Crazy, huh? He had actually seemed like one of the more promising guys on the site -- good job, had traveled extensively, etc. I'd almost made it to the Open Communication stage with him, where you can finally write messages to each other freely instead of just sending each other pre-formed questions through the site. I wonder what he did to get kicked off!? I clicked on the last link above, which said: "eHarmony may determine that an account should be closed based on routine monitoring and review of account activity and/or information received regarding a member's account or activity. If an account is closed by eHarmony for Terms and Conditions violations, eHarmony will make every effort to notify any past or present customers matched to the users whose account has been closed. If you have received a notification regarding a match's account being closed, we strongly recommend that you discontinue any further communication with this match."

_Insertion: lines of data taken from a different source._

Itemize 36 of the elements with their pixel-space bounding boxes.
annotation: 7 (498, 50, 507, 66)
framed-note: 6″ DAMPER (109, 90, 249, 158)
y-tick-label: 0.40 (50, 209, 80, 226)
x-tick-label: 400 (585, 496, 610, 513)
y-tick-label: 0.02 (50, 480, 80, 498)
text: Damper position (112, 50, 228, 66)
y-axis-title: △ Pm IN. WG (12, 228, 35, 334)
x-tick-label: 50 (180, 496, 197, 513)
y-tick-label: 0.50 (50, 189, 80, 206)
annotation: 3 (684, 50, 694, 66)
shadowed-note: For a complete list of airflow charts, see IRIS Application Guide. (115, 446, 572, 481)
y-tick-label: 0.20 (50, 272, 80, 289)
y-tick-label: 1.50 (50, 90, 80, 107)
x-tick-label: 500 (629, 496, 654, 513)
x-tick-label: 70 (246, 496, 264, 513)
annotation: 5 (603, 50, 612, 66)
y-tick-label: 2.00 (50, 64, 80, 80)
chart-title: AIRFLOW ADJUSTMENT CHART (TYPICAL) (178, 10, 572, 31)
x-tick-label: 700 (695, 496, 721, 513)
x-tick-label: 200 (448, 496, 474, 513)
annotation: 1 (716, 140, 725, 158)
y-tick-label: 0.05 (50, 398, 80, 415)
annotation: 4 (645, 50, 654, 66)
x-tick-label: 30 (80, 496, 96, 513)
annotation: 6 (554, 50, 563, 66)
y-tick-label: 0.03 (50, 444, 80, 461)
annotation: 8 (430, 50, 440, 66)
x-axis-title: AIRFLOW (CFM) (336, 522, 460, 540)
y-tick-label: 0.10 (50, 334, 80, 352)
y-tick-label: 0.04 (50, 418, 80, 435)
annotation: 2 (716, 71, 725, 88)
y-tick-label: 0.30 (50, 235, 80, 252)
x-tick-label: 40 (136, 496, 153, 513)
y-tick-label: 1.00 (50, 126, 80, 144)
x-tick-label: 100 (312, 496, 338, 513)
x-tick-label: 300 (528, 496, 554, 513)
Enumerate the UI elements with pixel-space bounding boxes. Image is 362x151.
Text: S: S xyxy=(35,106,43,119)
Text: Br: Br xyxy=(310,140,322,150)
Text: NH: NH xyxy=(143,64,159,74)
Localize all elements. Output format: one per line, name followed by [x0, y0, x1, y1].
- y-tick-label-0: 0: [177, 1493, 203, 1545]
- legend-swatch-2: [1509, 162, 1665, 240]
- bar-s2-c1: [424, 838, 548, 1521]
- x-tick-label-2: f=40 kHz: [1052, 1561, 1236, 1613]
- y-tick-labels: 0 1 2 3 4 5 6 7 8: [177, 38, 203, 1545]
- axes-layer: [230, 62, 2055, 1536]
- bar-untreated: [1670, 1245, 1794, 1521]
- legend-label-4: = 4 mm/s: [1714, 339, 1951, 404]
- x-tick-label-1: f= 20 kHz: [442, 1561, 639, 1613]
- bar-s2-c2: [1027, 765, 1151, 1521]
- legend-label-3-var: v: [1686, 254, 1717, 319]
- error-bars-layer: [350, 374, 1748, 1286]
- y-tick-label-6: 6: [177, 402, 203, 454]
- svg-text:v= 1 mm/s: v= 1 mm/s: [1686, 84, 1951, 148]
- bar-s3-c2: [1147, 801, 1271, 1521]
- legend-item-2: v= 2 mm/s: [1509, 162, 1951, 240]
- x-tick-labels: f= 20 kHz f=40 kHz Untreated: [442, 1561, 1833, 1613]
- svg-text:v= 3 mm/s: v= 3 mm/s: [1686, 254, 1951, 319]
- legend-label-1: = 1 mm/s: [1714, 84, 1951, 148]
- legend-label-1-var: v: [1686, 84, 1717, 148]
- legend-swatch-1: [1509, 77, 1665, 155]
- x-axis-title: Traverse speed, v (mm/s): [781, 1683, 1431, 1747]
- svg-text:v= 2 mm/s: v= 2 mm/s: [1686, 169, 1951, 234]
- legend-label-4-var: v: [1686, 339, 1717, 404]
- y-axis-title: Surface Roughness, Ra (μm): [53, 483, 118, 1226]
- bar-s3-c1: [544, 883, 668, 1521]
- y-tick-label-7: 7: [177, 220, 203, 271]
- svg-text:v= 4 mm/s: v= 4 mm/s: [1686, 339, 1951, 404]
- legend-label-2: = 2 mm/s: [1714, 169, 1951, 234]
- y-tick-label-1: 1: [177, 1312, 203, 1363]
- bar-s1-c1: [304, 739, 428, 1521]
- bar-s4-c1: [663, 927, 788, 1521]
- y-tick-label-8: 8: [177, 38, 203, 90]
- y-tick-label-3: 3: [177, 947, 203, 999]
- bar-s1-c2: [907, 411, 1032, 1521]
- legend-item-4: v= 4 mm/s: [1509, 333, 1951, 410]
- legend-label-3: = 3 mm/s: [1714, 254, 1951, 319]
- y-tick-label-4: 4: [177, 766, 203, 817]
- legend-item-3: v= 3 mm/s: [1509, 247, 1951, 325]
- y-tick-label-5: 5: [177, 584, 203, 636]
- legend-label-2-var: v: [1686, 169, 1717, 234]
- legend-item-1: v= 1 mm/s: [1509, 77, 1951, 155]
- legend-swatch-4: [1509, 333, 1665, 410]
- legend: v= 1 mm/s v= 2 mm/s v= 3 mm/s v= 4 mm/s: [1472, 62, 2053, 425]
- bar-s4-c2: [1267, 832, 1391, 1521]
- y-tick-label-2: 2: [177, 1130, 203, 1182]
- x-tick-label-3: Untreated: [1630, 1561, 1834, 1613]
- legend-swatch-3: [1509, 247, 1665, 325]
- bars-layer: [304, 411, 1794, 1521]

There was also another link to click on, which said:

* * *
Question

What are the most common reasons for closing a match's account?

Answer

The most common reason for account closure is a violation of eHarmony's Terms and Conditions such as the misrepresentation of personal information (name, identity, address, age or marital status)
* * *

But if a man was married but dating women from eHarmony and pretending to be single, how would they know? Did enough women he dated figure it out and tell e-Harmony? Or did he just write a vulgar e-mail to someone and she complained? Whatever it was, I'm relieved they shut down his account before I wasted time e-mailing him or, even worse, meeting him.

October 6, 2008

Men, men, men....

Guy update: 1) Last week I had a date with another guy I met at the New York Easy Dates speed-dating marathon a couple of weeks ago (http://www.nyeasydates.com/). I won't even bother naming him because I doubt I'll see him again. He has a car service business, so since he's often in Manhattan during the day, he met me for lunch one afternoon last week. We had a great time talking politics for half an hour or so. Then suddenly he said, "I have a customer to pick up at 1:30. I'd better go," and he got all abrupt and left. At least he paid the bill first (though he did allow me to pay the tip). However...

2) Learned Optimism, the other guy from speed-dating who I had a date with a week ago, didn't think I was too old, I guess, even though I'm 36 and he's 28, because he e-mailed me asking me out again. I'm still not sure what to do. It may be worth it to have a second date with him, since he seemed kind of nervous on the first one. But...

3) I still like the Nicest Guy in the World a lot, so that's distracting me. I don't think it would be fair to him to date him while still dating other people, though, and that makes me feel nervous. So I have to hold off, at least for now. Especially since...

4) Mr. No Touchy-Feely is still in the picture. Yes. He resurfaced over the summer after not contacting me for three weeks, and we've e-mailed and talked on the phone. But I still haven't actually seen him in person since July. He called me this past Saturday, we had a good talk for over an hour, AND we made concrete plans for dinner and a movie this coming weekend. That's when I'm going to gather my courage and ask him what our relationship to each other is, exactly. I hereby rename him Sweet but Shy, because I think that's more accurate than Mr. No Touchy-Feely (even though he still hasn't done anything more than hug or kiss me on the cheek). I'll keep you posted!